For example, how do I achieve the following without iterating over the array?
var a = [1, 2, 3] * 5; // a should equal [5, 10, 15]
You can try this:
function scalarMultiply(arr, multiplier) {
for (var i = 0; i < arr.length; i++)
{
arr[i] *= multiplier;
}
return arr;
}
USAGE
var a = scalarMultiply([1, 2, 3], 5);
Array.map() is available to IE users as of IE9, so if you don't care about compatibility at all you can use this:
var a = [1, 2, 3].map(function(x) { return x * 5; });
For JavaScript 1.8, this is as short as you can go:
var a = [1, 2, 3].map(function(x) x * 5);
If you need maximal browser compatibility, you'll have to put up with a loop.

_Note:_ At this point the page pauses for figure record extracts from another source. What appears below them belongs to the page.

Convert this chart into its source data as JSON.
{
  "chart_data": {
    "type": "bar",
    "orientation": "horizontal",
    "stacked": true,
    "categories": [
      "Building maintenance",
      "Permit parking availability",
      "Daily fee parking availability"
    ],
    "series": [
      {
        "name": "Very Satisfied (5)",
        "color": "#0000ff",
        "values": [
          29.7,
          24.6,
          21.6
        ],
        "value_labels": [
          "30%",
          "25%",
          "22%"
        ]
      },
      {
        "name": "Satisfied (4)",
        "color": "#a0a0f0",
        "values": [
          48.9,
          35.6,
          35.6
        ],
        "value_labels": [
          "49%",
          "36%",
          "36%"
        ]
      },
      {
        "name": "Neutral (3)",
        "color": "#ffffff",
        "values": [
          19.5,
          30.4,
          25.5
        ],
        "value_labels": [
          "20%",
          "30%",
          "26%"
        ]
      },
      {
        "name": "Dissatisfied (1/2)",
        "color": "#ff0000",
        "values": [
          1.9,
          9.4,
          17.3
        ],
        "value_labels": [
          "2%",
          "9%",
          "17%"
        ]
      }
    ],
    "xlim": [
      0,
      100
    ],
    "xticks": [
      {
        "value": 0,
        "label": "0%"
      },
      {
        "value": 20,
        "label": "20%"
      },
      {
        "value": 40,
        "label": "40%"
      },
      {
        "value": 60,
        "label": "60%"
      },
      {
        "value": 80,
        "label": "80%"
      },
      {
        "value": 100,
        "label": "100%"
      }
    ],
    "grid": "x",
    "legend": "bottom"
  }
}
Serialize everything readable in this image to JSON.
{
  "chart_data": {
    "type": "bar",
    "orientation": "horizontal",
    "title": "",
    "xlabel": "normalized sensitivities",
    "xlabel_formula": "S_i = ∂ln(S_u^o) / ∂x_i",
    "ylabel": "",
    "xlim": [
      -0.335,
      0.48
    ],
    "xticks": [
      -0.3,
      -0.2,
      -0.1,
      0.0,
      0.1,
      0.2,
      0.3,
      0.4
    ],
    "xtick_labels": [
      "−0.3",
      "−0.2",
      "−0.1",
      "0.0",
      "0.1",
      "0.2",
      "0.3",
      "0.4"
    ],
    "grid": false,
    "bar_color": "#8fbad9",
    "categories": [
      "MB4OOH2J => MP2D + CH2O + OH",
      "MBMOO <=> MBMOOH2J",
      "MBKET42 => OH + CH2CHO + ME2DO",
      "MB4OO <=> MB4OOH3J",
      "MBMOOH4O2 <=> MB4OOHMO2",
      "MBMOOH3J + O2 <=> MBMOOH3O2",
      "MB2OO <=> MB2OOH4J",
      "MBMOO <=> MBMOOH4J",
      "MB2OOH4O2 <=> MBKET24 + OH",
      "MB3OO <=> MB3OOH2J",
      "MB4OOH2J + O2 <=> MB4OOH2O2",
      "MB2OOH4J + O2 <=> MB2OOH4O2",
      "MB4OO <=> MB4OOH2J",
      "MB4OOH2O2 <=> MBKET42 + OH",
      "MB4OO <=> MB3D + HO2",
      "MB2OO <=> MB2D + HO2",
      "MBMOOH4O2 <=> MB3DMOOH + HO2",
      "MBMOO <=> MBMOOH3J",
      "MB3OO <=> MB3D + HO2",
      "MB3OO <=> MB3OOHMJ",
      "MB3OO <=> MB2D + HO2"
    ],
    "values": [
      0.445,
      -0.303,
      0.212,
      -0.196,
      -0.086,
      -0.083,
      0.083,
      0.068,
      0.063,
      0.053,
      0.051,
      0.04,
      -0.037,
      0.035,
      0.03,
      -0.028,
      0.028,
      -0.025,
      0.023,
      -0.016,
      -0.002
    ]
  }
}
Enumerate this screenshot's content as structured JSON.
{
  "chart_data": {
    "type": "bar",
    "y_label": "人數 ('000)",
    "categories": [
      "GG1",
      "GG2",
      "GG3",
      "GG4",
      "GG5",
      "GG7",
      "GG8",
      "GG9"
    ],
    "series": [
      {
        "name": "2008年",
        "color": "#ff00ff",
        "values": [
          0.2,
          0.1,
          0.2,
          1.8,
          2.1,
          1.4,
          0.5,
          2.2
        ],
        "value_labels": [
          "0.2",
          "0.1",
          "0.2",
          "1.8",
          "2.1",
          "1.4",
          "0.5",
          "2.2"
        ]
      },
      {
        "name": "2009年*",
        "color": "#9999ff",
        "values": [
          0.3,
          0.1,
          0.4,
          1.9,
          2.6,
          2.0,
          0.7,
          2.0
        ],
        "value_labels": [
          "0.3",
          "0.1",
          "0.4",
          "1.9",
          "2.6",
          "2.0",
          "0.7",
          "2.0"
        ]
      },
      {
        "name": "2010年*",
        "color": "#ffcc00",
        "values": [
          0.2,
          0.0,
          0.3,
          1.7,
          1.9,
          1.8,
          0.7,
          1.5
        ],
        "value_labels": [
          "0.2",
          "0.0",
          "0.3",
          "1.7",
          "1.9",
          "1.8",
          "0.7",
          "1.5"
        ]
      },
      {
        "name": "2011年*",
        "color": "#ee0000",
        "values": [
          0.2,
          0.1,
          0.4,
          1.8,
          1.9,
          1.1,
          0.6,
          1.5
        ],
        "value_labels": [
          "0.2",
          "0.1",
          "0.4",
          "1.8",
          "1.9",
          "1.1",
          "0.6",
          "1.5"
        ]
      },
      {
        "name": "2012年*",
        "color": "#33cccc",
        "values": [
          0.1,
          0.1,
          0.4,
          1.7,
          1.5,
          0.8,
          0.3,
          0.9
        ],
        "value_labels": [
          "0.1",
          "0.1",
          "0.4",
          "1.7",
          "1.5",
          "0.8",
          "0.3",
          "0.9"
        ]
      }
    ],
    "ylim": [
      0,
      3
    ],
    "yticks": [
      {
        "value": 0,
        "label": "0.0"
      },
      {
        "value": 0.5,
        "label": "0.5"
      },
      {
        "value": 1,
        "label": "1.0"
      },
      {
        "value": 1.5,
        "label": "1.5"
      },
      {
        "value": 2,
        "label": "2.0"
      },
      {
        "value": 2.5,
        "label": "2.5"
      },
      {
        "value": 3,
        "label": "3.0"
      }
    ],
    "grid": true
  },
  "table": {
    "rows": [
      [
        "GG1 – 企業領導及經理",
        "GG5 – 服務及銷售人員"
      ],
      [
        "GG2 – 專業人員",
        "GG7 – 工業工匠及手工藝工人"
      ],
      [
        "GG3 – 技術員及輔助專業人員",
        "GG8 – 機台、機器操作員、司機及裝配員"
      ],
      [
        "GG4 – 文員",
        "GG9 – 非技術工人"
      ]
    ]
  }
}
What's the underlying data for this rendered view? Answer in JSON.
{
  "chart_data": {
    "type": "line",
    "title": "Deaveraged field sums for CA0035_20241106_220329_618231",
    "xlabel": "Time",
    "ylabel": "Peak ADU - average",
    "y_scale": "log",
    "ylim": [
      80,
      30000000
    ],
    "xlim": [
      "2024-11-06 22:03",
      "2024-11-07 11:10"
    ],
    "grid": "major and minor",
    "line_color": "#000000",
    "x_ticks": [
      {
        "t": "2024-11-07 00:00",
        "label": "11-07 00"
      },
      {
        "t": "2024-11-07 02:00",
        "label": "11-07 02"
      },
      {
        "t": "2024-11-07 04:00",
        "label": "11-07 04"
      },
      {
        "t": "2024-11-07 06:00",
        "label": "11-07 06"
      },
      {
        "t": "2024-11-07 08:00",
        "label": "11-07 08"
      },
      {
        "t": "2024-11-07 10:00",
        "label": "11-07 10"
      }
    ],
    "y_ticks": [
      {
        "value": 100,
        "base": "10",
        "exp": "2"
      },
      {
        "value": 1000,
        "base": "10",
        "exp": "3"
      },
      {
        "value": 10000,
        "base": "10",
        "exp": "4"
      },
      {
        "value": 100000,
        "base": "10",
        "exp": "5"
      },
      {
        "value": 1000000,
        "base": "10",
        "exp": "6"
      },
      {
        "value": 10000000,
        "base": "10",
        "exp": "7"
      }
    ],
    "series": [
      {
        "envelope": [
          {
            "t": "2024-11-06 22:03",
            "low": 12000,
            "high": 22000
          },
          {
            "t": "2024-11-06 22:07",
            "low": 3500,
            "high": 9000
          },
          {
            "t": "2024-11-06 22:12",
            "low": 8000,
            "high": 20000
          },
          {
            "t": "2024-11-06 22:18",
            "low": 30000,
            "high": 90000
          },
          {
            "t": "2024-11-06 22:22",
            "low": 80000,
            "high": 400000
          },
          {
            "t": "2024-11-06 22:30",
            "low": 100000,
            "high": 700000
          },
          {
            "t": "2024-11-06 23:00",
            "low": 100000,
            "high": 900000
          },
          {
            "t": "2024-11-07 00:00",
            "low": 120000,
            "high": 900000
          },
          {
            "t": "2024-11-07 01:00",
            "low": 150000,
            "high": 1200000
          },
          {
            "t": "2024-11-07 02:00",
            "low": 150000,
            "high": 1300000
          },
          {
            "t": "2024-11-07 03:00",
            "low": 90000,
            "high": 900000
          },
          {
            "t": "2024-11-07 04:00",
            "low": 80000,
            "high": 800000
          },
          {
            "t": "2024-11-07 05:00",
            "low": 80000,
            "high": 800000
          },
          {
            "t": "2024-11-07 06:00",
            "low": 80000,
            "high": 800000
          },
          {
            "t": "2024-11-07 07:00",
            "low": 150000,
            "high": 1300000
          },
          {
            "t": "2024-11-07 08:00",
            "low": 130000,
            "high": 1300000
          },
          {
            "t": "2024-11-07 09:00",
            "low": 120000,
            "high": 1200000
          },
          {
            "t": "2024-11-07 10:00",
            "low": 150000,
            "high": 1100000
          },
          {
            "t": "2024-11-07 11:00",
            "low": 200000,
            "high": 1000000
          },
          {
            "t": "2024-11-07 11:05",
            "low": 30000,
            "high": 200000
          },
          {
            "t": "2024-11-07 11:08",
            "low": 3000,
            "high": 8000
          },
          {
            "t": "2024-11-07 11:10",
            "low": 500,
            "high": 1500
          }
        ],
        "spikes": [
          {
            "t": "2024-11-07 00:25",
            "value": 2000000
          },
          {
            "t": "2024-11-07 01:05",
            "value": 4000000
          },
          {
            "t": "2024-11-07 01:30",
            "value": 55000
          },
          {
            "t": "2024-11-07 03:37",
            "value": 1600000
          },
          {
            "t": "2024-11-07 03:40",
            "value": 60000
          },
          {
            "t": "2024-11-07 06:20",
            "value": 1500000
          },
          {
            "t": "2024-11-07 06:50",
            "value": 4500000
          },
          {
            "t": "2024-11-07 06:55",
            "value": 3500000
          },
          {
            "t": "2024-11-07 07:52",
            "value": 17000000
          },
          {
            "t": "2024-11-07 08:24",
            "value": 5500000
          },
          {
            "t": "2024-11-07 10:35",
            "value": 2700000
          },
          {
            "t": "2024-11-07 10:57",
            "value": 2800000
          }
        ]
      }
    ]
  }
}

Either way you'll be iterating over the array; Array.map()
just makes it less obvious you're doing so.
In ECMAScript 6, you can use arrow functions:
var a = [1, 2, 3];
var b = a.map(x => x * 5); // <-------
console.log(b); // [5, 10, 15]
Arrow functions are syntactic sugar for an inline function with lexical this
binding:
// ES6
let array2 = array1.map(x => x * 5);
// ES5
var array2 = array1.map((function (x) { return x * 5; }).bind(this));
Therefore, if you need to support Internet Explorer or other old browsers (Edge understands ES6) you can use babeljs or TypeScript in your project to cross-compile your code to ES5 syntax.